Realtime Variant Warehouse

The engine behind Mosaic. A population-scale variant warehouse enabling complex annotation, phenotype, and genotype queries in realtime

From the creators of iobio.io

Can store 10's of thousands of whole exomes enabling powerful queries that cut across all of an organization's data.

Designed to support realtime visualization and analytics, our variant warehouse can execute most variant-focused queries in < 1 second. Unlike most solutions that rely on fixed sample-sets, ours is truly real-time, meaning the sample set can be defined on-the-fly or even be determined based on other criteria including phenotypes.

Create complex queries that contain genotype, phenotype, annotations, and meta-data criteria. For example: give me all the variants in ((gene A) or (gene B) or (random region C)) that have a gnomAD allele frequency less than 0.01, are labeled as 'Pathogenic' in ClinVar, and are SNPs. Now let me sort by AtlernateAlleleFrequency. Now let me select the samples that are homozygous for these variants from individuals who are smokers and older than 60.

Add your custom annotations as well as host of industry-standard annotations without sacrificing scale or speed.

ClinVar Significance
Gene Consequence
Gene Impact
Gene Symbol
gnomAD AF Popmax

gnomAD Allele Count
gnomAD Allele Frequency
gnomAD Allele Number
gnomAD Homozygous Count
gnomAD Popmax

The variant warehouse is built on top of Postgres, which means its rock-solid, secure, and has millions of developer-hours behind it. The ecosystem of plugins and documentation that are available for Postgres allows the variant warehouse to be extremely extensible and can be customized to fit your organization's requirements now and in the future. Additonally, the variant warehouse is (1) transactional, which helps with ensuring complicated data operations or things over a flaky/distributed network don't leave the system in a bad state; (2) has a robust multi-tenant model built in, so there won't be concurrency issues, and (3) it's SQL so it should be easy to integrate with existing pipelines, workflows, and applications.

Having Postgres as a foundation means it is easy to run locally, on the cloud, or even as a managed cloud service (e.g.
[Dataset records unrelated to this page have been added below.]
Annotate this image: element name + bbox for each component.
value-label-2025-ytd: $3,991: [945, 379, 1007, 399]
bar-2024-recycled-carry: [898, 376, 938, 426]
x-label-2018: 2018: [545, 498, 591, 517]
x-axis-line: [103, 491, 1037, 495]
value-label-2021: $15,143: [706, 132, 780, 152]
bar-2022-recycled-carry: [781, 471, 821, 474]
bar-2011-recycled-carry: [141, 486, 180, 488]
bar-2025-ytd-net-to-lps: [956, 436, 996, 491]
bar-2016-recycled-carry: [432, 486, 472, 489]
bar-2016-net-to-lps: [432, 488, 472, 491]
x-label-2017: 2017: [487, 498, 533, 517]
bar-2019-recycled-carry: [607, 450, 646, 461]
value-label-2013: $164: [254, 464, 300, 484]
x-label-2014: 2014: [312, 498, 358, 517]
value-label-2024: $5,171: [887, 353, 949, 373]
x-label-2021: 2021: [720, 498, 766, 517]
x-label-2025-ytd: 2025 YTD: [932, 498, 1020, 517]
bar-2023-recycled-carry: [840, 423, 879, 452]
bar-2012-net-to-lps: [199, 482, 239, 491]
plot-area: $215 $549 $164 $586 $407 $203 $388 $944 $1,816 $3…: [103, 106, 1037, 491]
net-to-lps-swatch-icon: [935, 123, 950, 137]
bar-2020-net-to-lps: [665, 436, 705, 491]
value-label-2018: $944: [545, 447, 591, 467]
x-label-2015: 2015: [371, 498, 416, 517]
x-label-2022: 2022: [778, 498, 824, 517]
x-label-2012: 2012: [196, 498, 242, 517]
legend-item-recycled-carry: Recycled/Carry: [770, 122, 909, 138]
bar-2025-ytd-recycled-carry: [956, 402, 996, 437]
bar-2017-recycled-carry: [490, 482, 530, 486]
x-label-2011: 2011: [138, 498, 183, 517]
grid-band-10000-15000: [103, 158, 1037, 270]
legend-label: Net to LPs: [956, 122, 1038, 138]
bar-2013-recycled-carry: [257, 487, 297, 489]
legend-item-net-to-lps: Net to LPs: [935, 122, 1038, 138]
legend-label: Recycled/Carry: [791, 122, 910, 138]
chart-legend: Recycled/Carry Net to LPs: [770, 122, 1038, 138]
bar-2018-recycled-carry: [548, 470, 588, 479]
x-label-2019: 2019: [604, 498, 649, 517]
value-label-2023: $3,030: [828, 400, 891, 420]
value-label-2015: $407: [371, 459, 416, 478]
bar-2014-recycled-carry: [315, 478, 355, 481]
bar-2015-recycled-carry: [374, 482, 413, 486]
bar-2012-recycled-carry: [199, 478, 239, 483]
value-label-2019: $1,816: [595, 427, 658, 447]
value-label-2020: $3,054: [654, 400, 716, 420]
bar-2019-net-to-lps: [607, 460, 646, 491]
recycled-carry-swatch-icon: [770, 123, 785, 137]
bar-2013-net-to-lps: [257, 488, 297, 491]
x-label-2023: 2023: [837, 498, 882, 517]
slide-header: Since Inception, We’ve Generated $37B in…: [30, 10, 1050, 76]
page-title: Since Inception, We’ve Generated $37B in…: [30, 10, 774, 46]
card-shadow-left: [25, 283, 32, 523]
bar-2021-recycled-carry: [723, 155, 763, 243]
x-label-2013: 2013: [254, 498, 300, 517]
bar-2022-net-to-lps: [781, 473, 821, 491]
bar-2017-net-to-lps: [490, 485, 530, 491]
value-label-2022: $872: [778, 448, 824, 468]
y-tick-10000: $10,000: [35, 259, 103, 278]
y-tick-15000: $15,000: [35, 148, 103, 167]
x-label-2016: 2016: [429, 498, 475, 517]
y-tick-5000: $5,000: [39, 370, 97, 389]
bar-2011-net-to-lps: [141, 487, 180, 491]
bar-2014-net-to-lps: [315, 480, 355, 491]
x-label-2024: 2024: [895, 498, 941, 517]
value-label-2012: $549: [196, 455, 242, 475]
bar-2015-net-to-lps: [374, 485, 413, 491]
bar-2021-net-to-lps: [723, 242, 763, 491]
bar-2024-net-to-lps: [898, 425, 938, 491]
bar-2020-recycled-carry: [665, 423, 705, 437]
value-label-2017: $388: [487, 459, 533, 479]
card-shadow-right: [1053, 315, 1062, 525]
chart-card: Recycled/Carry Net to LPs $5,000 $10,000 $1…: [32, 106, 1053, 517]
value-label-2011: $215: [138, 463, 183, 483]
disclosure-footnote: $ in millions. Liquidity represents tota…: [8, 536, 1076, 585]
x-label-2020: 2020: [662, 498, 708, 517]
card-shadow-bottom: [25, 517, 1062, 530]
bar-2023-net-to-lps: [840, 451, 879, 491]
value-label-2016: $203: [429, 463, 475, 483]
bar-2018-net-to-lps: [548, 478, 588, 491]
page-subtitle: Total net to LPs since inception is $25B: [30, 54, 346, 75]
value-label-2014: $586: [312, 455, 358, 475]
AWS RDS). The Variant Warehouse is relatively fast to load, taking on the same order of time that it takes to fully read the VCF file. It requires extra disk space as it is optimized for speed, whereas VCF files are optimized for disk usage. Although the variant warehouse will require much more space than the related VCF files, the increase of disk usage for your entire project (including alignment data) will be relatively small (< 5%).